Crônicas

Panqueca

Pai vamos fazer panqueca? A pergunta-convite me acendeu os olhos de alegria!

Chequei se tinha tudo que ela precisava. Sim, nada faltava. Peguei um avental para cada um e fomos à cozinha. Estava radiante, afinal cozinharia com uma de minhas filhas. Prometi ser seu assistente.

Abri o livro com a receita, ela se inclinou sobre a página, concentrada. Separou os ingredientes, testou os ovos (Não sabe como faz? Põe na água, se boiar joga fora). Se enrolou um pouco com aquela estória de colher de café, de sobremesa e de sopa.

Mas quando começou a operação percebi que estava diante de alguém de padrão muito elevado. A farinha foi medida no copo medidor com uma precisão de deixar qualquer câmera de trânsito, daquelas que flagram os infratores, no chinelo.

E os ovos? Nem na próxima encarnação serei capaz de quebra-los com aquela eficiência. Nem um caquinho da casca caiu no liquidificador.

Depois de misturar a massa – o que é mesmo homogênea, papai? – chegou a vez de aquecer a frigideira. De primeira, ligou o fogão com uma intimidade de chef de cozinha.

E veio o toque especial: com um gesto quase diáfano estendeu uma camada fina de massa na frigideira. Eu ali, em silêncio reverencial, porque as minhas são grossas como sola de sapato. Fez umas seis panquecas, fininhas, deliciosas.

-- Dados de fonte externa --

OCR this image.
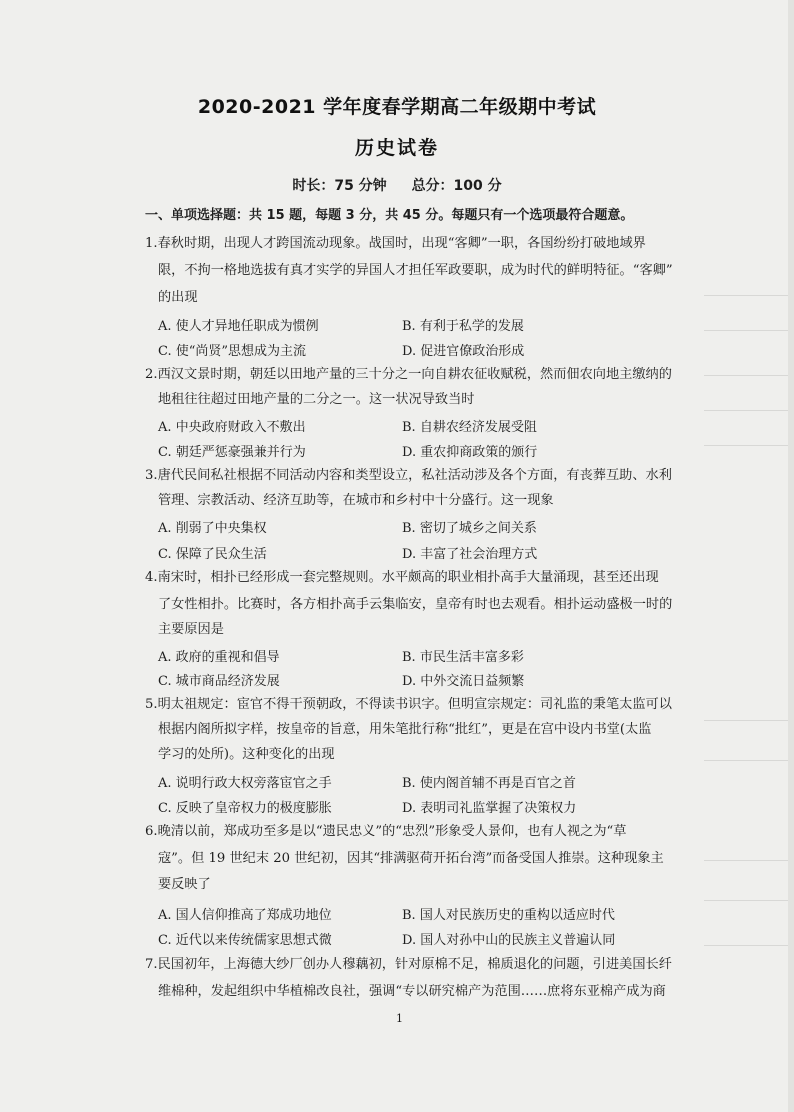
2020-2021 学年度春学期高二年级期中考试
历史试卷
时长：75 分钟 总分：100 分
一、单项选择题：共 15 题，每题 3 分，共 45 分。每题只有一个选项最符合题意。
1.春秋时期，出现人才跨国流动现象。战国时，出现“客卿”一职，各国纷纷打破地域界
限，不拘一格地选拔有真才实学的异国人才担任军政要职，成为时代的鲜明特征。“客卿”
的出现
A. 使人才异地任职成为惯例	B. 有利于私学的发展
C. 使“尚贤”思想成为主流	D. 促进官僚政治形成
2.西汉文景时期，朝廷以田地产量的三十分之一向自耕农征收赋税，然而佃农向地主缴纳的
地租往往超过田地产量的二分之一。这一状况导致当时
A. 中央政府财政入不敷出	B. 自耕农经济发展受阻
C. 朝廷严惩豪强兼并行为	D. 重农抑商政策的颁行
3.唐代民间私社根据不同活动内容和类型设立，私社活动涉及各个方面，有丧葬互助、水利
管理、宗教活动、经济互助等，在城市和乡村中十分盛行。这一现象
A. 削弱了中央集权	B. 密切了城乡之间关系
C. 保障了民众生活	D. 丰富了社会治理方式
4.南宋时，相扑已经形成一套完整规则。水平颇高的职业相扑高手大量涌现，甚至还出现
了女性相扑。比赛时，各方相扑高手云集临安，皇帝有时也去观看。相扑运动盛极一时的
主要原因是
A. 政府的重视和倡导	B. 市民生活丰富多彩
C. 城市商品经济发展	D. 中外交流日益频繁
5.明太祖规定：宦官不得干预朝政，不得读书识字。但明宣宗规定：司礼监的秉笔太监可以
根据内阁所拟字样，按皇帝的旨意，用朱笔批行称“批红”，更是在宫中设内书堂(太监
学习的处所)。这种变化的出现
A. 说明行政大权旁落宦官之手	B. 使内阁首辅不再是百官之首
C. 反映了皇帝权力的极度膨胀	D. 表明司礼监掌握了决策权力
6.晚清以前，郑成功至多是以“遗民忠义”的“忠烈”形象受人景仰，也有人视之为“草
寇”。但 19 世纪末 20 世纪初，因其“排满驱荷开拓台湾”而备受国人推崇。这种现象主
要反映了
A. 国人信仰推高了郑成功地位	B. 国人对民族历史的重构以适应时代
C. 近代以来传统儒家思想式微	D. 国人对孙中山的民族主义普遍认同
7.民国初年，上海德大纱厂创办人穆藕初，针对原棉不足，棉质退化的问题，引进美国长纤
维棉种，发起组织中华植棉改良社，强调“专以研究棉产为范围……庶将东亚棉产成为商
1
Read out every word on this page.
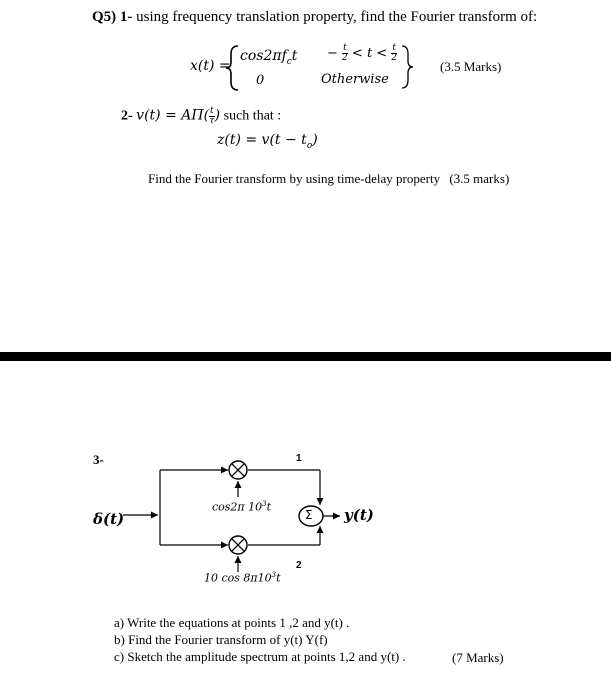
Q5) 1- using frequency translation property, find the Fourier transform of:
x(t) =
$\cos 2\pi f_ct$
0
− $\frac{t}{2} < t < \frac{t}{2}$
Otherwise
(3.5 Marks)
2- $v(t) = A\Pi( \frac{t}{\tau}$ ) such that :
$z(t) = v(t - t_o)$
Find the Fourier transform by using time-delay property (3.5 marks)
3-
δ(t)	Σ y(t)
1
2
cos2π $10^3t$
10 $\cos 8\pi 10^3t$
a) Write the equations at points 1 ,2 and y(t) .
b) Find the Fourier transform of y(t) Y(f)
c) Sketch the amplitude spectrum at points 1,2 and y(t) .	(7 Marks)
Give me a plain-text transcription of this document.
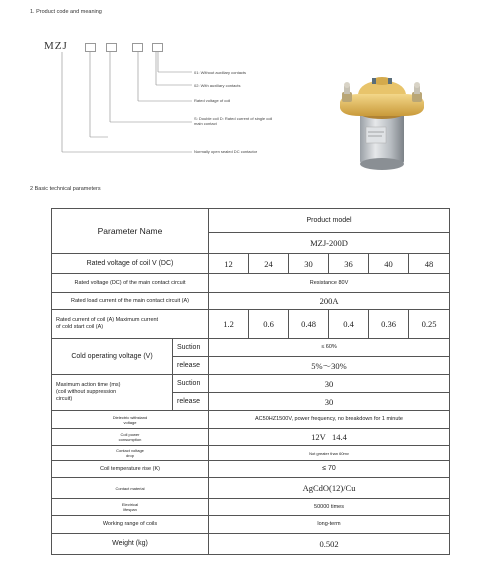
1. Product code and meaning
MZJ
01: Without auxiliary contacts
02: With auxiliary contacts
Rated voltage of coil
S: Double coil D: Rated current of single coil main contact
Normally open sealed DC contactor
2 Basic technical parameters
Parameter Name		Product model					
		MZJ-200D					
Rated voltage of coil V (DC)		12	24	30	36	40	48
Rated voltage (DC) of the main contact circuit		Resistance 80V					
Rated load current of the main contact circuit (A)		200A					

Rated current of coil (A) Maximum current
of cold start coil (A)		1.2	0.6	0.48	0.4	0.36	0.25
Cold operating voltage (V)	Suction	≤ 60%					
	release	5%～30%					

Maximum action time (ms)
(coil without suppression
circuit)	Suction	30					
	release	30					

Dielectric withstand
voltage		AC50HZ1500V, power frequency, no breakdown for 1 minute					

Coil power
consumption		12V   14.4					

Contact voltage
drop		Not greater than 60mv					
Coil temperature rise (K)		≤ 70					
Contact material		AgCdO(12)/Cu					

Electrical
lifespan		50000 times					
Working range of coils		long-term					
Weight (kg)		0.502					
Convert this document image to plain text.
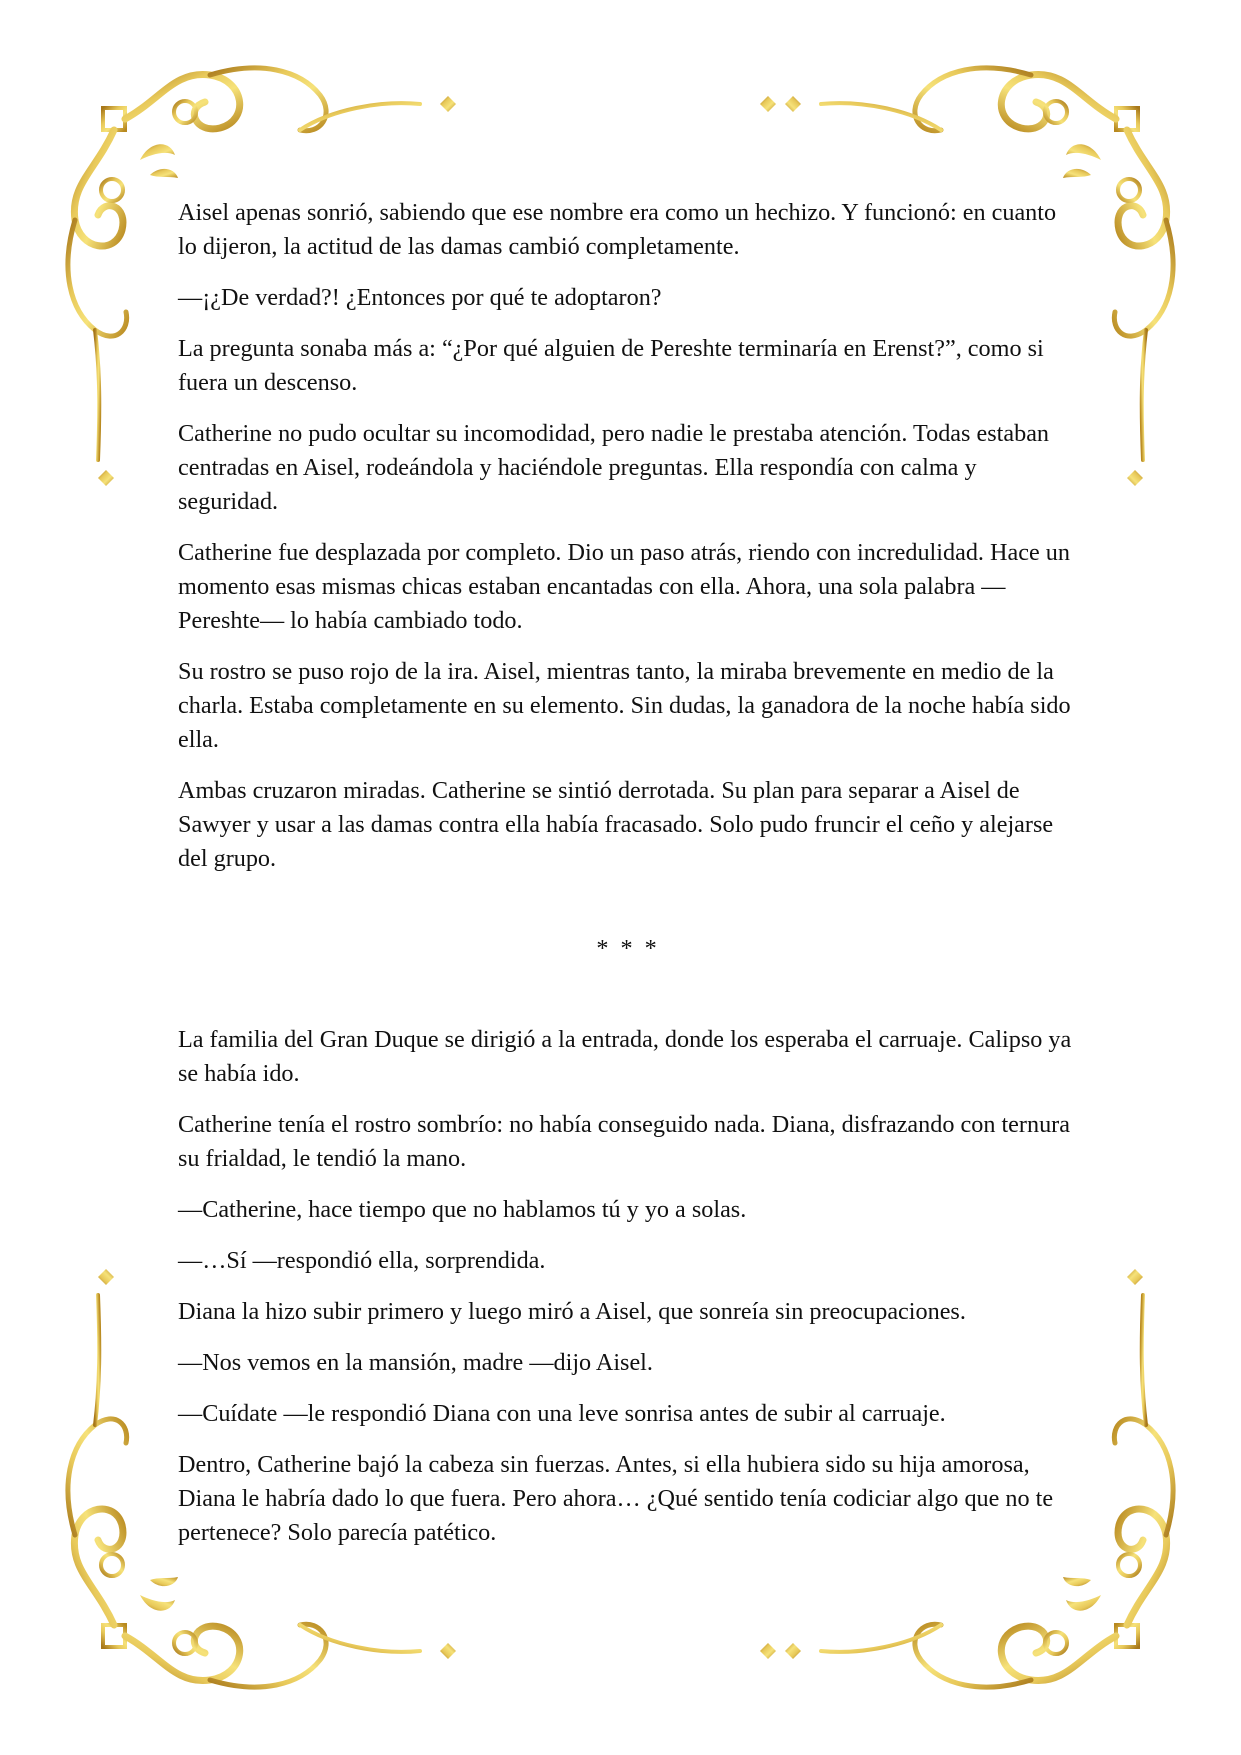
Aisel apenas sonrió, sabiendo que ese nombre era como un hechizo. Y funcionó: en cuanto lo dijeron, la actitud de las damas cambió completamente.

—¡¿De verdad?! ¿Entonces por qué te adoptaron?

La pregunta sonaba más a: “¿Por qué alguien de Pereshte terminaría en Erenst?”, como si fuera un descenso.

Catherine no pudo ocultar su incomodidad, pero nadie le prestaba atención. Todas estaban centradas en Aisel, rodeándola y haciéndole preguntas. Ella respondía con calma y seguridad.

Catherine fue desplazada por completo. Dio un paso atrás, riendo con incredulidad. Hace un momento esas mismas chicas estaban encantadas con ella. Ahora, una sola palabra —Pereshte— lo había cambiado todo.

Su rostro se puso rojo de la ira. Aisel, mientras tanto, la miraba brevemente en medio de la charla. Estaba completamente en su elemento. Sin dudas, la ganadora de la noche había sido ella.

Ambas cruzaron miradas. Catherine se sintió derrotada. Su plan para separar a Aisel de Sawyer y usar a las damas contra ella había fracasado. Solo pudo fruncir el ceño y alejarse del grupo.

* * *

La familia del Gran Duque se dirigió a la entrada, donde los esperaba el carruaje. Calipso ya se había ido.

Catherine tenía el rostro sombrío: no había conseguido nada. Diana, disfrazando con ternura su frialdad, le tendió la mano.

—Catherine, hace tiempo que no hablamos tú y yo a solas.

—…Sí —respondió ella, sorprendida.

Diana la hizo subir primero y luego miró a Aisel, que sonreía sin preocupaciones.

—Nos vemos en la mansión, madre —dijo Aisel.

—Cuídate —le respondió Diana con una leve sonrisa antes de subir al carruaje.

Dentro, Catherine bajó la cabeza sin fuerzas. Antes, si ella hubiera sido su hija amorosa, Diana le habría dado lo que fuera. Pero ahora… ¿Qué sentido tenía codiciar algo que no te pertenece? Solo parecía patético.
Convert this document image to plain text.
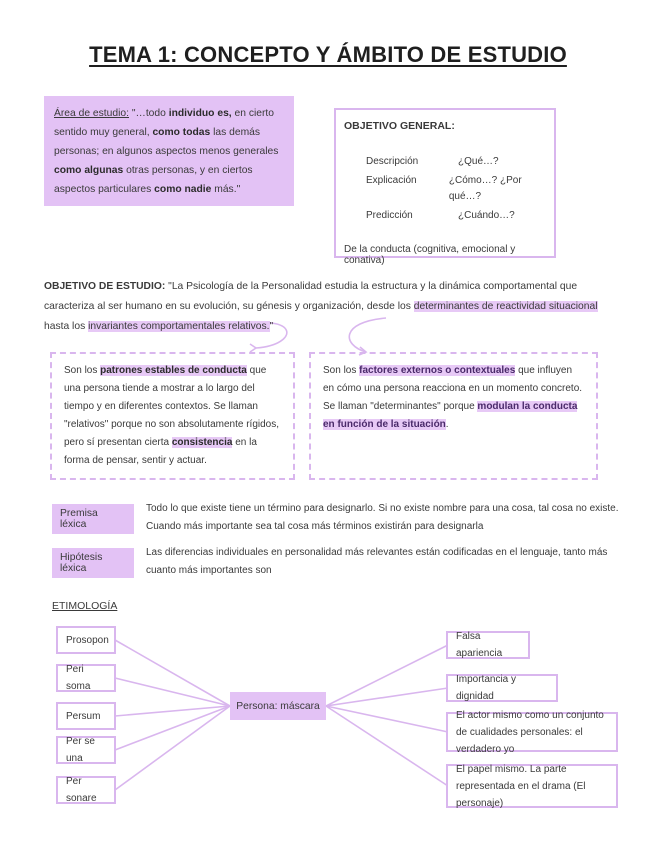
TEMA 1: CONCEPTO Y ÁMBITO DE ESTUDIO
Área de estudio: "…todo individuo es, en cierto sentido muy general, como todas las demás personas; en algunos aspectos menos generales como algunas otras personas, y en ciertos aspectos particulares como nadie más."
OBJETIVO GENERAL:
Descripción	¿Qué…?
Explicación	¿Cómo…? ¿Por qué…?
Predicción	¿Cuándo…?
De la conducta (cognitiva, emocional y conativa)
OBJETIVO DE ESTUDIO: "La Psicología de la Personalidad estudia la estructura y la dinámica comportamental que caracteriza al ser humano en su evolución, su génesis y organización, desde los determinantes de reactividad situacional hasta los invariantes comportamentales relativos."
Son los patrones estables de conducta que una persona tiende a mostrar a lo largo del tiempo y en diferentes contextos. Se llaman "relativos" porque no son absolutamente rígidos, pero sí presentan cierta consistencia en la forma de pensar, sentir y actuar.
Son los factores externos o contextuales que influyen en cómo una persona reacciona en un momento concreto. Se llaman "determinantes" porque modulan la conducta en función de la situación.
Premisa léxica
Todo lo que existe tiene un término para designarlo. Si no existe nombre para una cosa, tal cosa no existe. Cuando más importante sea tal cosa más términos existirán para designarla
Hipótesis léxica
Las diferencias individuales en personalidad más relevantes están codificadas en el lenguaje, tanto más cuanto más importantes son
ETIMOLOGÍA
Prosopon
Peri soma
Persum
Per se una
Per sonare
Persona: máscara
Falsa apariencia
Importancia y dignidad
El actor mismo como un conjunto de cualidades personales: el verdadero yo
El papel mismo. La parte representada en el drama (El personaje)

A irmã comeu, gostou, elogiou pouco, levantou da mesa e sumiu. Ficamos nós dois. A chef e seu assistente.

Eu comi encantado. Enebriado. Afinal, cozinhar com filha pré-adolescente não tem preço.

Já ela, compenetrada, comia avaliando sua obra recém concluída.

Quando terminou me mirou com olhar blasé e soltou: ficaram boazinhas. Eu prendi o riso.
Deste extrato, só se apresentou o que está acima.